En 1593, le bruit courut que les dents étant tombées à un enfant de Silésie, âgé de sept ans, il lui en était venu une d’or, à la place d’une de ses grosses dents. Horatius, professeur en médecine à l’université de Helmstad, écrivit, en 1595, l’histoire de cette dent, et prétendit qu’elle était en partie naturelle, en partie miraculeuse, et qu’elle avait été envoyée de Dieu à cet enfant pour consoler les chrétiens affligés par les Turcs. Figurez vous quelle consolation, et quel rapport de cette dent aux chrétiens, et aux Turcs. En la même année, afin que cette dent d’or ne manquât pas d’historiens, Rullandus en écrit encore l’histoire. Deux ans après, Ingolsteterus, autre savant, écrit contre le sentiment que Rullandus avait de la dent d’or, et Rullandus fait aussitôt une belle et docte réplique. Un autre grand homme, nommé Libavius, ramasse tout ce qui avait été dit sur la dent, et y ajoute son sentiment particulier. Il ne manquait autre chose à tant de beaux ouvrages, sinon qu’il fût vrai que la dent était d’or. Quand un orfèvre l’eût examinée, il se trouva que c’était une feuille d’or appliquée à la dent avec beaucoup d’adresse ; mais on commença par faire des livres, et puis on consulta l’orfèvre.
Rien n’est plus naturel que d’en faire autant sur toutes sortes de matières. Je ne suis pas si convaincu de notre ignorance par les choses qui sont, et dont la raison nous est inconnue, que par celles qui ne sont point, et dont nous trouvons la raison. Cela veut dire que non seulement nous n’avons pas les principes qui mènent au vrai, mais que nous en avons d’autres qui
s’accommodent très bien avec le faux.

Bernard de FONTENELLE, Histoire des Oracles, 1687.

Un enfant avec une dent en or ? 

L’histoire de la dent d’or de Bernard de Fontenelle nous enseigne qu’il faut avant tout nous assurer du fait avant d’en expliquer la cause. Il s’agit là d’un des adages les plus importants pour l’esprit critique qui caractérise l’esprit philosophique. Toutes les histoires de « miracle » nous avertissent de bien vérifier la véracité d’un fait avant d’en débattre et de rechercher ses causes. Cela nous garantit de la superstition et de toutes les escroqueries qui vont avec :

En tout cas, la religion n’a rien à voir avec la superstition :

On appelle superstition une croyance qui va au delà du rationnel

On appelle fanatisme une croyance excessive. Le fana en latin, c’est celui qui dort dans le fanum, l’espace sacré, le temple.

Toutes les croyances religieuses connues, qu’elles soient simples ou complexes, présentent un même caractère commun : elles supposent une classification des choses, réelles ou idéales, que se représentent les hommes, en deux classes, en deux genres opposés, désignés généralement par deux termes distincts que traduisent assez bien les mots de profane et de sacré. La division du monde en deux domaines comprenant, l’un tout ce qui est sacré, l’autre tout ce qui est profane, tel est le trait distinctif de la pensée religieuse ; les croyances, les mythes, les dogmes, les légendes sont ou des représentations on des systèmes de représentations qui expriment la nature des choses sacrées, les vertus et les pouvoirs qui leur sont attribués, leur histoire, leurs rapports les unes avec les autres et avec les choses profanes.

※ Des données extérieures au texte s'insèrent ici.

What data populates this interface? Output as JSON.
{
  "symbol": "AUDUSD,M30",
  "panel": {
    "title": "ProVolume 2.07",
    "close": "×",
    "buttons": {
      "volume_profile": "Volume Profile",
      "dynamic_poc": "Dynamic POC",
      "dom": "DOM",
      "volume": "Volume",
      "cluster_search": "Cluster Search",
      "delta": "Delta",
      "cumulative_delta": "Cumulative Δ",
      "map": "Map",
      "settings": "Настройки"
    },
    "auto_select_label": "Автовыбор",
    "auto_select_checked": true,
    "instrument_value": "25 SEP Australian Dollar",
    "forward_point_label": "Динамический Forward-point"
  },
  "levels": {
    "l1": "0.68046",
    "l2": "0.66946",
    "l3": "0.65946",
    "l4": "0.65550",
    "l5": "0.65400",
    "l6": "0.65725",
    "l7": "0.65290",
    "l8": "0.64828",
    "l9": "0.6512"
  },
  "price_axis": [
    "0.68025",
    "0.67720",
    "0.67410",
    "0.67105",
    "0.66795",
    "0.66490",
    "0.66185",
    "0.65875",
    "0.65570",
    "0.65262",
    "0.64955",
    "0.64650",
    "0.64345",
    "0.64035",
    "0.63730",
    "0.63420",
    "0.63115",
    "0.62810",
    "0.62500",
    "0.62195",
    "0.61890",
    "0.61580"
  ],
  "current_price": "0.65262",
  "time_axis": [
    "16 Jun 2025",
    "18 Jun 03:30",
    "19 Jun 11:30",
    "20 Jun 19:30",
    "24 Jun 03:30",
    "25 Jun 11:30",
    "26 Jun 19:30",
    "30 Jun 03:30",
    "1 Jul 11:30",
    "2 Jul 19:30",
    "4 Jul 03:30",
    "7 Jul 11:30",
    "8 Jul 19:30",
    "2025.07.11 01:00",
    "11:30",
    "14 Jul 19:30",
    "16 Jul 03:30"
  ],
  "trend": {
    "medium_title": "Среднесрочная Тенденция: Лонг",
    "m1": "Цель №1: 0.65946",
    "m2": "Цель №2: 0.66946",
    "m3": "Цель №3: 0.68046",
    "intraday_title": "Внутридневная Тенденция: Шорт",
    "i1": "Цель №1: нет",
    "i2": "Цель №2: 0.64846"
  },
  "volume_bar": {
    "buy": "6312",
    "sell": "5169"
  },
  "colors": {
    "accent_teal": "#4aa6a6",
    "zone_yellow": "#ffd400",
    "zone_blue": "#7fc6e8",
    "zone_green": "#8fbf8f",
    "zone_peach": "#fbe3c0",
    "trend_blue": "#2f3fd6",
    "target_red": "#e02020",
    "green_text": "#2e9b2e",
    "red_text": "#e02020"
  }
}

Mais, par choses sacrées, il ne faut pas entendre simplement ces êtres personnels que l’on appelle des dieux ou des esprits ; un rocher, un arbre, une source, un caillou, une pièce de bois, une maison en un mot une chose quelconque peut être sacrée. Un rite peut avoir ce caractère ; il n’existe même pas de rite qui ne l’ait à quelque degré. Il y a des mots, des paroles, des formules qui ne peuvent être prononcés que par la bouche de personnages consacrés ; il y a des gestes, des mouvements qui ne peuvent être exécutés par tout le monde. […] Le cercle des objets sacrés ne peut donc être déterminé une fois pour toutes ; l’étendue en est infiniment variable selon les religions. Voilà comment le bouddhisme est une religion : c’est que, à défaut de dieux, il admet l’existence de choses sacrées, à savoir des quatre vérités saintes et des pratiques qui en dérivent […]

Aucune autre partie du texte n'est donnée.